When the fall semester began, Amy started to work at the local elementary school in the mornings to help fill in any gaps teachers may be experiencing with behavior and academics.
“We went back and forth about whether to start our after-school tutoring again. We don’t want to risk anyone’s health and at the same time we don’t want our kids to fall behind. We want them to have some sense of normalcy. So our decision was ‘let’s try it and modify as we go,’” she said.
Instead of 20-25 kids meeting around kitchen tables and huddled together on the floor, tutoring now takes place outside with 10-15 kids, each one sitting inside a hula hoop. Instead of saying hello with a hug, they greet each other by touching toes. Instead of sharing school supplies, each student has their own binder, paper, markers, glue and sanitizer that stays with Amy when they leave. All snacks are now individually packaged, all water is bottled and all faces are masked.

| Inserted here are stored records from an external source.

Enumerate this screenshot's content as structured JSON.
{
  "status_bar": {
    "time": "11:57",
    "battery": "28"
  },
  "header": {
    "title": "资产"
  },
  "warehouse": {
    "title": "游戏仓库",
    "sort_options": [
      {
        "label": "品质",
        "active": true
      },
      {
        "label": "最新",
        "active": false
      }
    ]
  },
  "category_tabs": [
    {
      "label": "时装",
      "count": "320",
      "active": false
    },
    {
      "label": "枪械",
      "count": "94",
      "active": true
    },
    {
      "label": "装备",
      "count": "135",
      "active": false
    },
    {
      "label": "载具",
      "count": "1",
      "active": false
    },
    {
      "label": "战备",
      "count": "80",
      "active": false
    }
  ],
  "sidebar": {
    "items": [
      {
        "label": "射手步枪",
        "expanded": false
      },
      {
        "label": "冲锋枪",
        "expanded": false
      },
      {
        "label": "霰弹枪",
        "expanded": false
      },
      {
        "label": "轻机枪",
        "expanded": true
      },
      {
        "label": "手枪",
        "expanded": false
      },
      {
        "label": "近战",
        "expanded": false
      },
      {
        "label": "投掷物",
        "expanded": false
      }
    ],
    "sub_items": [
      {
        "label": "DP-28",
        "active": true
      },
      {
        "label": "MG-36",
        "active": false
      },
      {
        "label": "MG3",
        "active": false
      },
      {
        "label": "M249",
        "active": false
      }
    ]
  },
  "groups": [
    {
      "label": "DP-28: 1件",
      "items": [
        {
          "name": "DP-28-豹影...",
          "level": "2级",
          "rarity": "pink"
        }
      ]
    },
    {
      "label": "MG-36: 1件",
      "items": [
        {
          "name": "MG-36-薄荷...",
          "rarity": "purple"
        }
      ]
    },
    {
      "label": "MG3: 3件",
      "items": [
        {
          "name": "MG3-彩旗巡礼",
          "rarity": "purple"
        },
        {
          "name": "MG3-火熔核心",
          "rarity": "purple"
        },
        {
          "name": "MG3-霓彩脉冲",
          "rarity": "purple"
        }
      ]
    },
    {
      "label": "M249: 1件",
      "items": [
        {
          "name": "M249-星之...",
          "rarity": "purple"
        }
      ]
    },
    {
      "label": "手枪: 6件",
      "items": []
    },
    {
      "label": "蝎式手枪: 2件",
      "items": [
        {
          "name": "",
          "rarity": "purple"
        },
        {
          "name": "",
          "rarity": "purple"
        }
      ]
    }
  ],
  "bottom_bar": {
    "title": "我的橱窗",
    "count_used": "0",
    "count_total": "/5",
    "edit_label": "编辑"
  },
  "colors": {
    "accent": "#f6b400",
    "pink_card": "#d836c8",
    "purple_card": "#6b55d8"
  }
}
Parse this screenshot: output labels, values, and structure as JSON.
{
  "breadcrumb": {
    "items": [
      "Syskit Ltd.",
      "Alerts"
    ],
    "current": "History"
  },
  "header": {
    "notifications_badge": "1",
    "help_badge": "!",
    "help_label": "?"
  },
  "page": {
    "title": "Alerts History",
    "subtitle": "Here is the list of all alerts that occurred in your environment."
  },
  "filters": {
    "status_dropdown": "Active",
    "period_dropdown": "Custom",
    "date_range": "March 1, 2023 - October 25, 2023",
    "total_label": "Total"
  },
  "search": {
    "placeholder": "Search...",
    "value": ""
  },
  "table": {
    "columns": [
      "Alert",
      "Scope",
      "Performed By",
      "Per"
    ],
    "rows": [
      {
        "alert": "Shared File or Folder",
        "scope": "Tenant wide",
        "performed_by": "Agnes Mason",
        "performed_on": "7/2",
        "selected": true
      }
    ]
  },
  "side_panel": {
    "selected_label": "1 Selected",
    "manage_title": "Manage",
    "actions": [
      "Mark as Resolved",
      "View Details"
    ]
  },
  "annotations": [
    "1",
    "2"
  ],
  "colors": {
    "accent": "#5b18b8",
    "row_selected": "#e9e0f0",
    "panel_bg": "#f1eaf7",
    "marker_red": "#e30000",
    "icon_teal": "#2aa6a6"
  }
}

“We don’t do this alone,” said Amy. “We have an army of people who enable us to do this. We are not lacking in volunteers, and I’m extremely grateful for that.”
A nursing club at the University of Alabama bought all of the binders and school supplies. Two donors gifted them with wagons when Amy mentioned on social media that she needed a way to haul all of the school supplies back and forth from her house to the outdoor tutoring site.
“People are reaching out to us saying, ‘I don’t know what to do. How can I serve?’ So, it’s not ideal, but we’re doing what we can. And it seems to be worth doing anyway.”
In West Circle, Adam and Amy Pierce have discovered a way of life worth doing. “For me,” said Adam, following Jesus “had to be an immersive experience to be impactful. So that’s what I tell others. Commit. Commit to an act of service with those Jesus spent his time with. Volunteer as a chaplain, visit prisoners, become a foster parent. And don’t just do it for a couple of months. Make a 10-year commitment to spend time with the marginalized and see what happens.”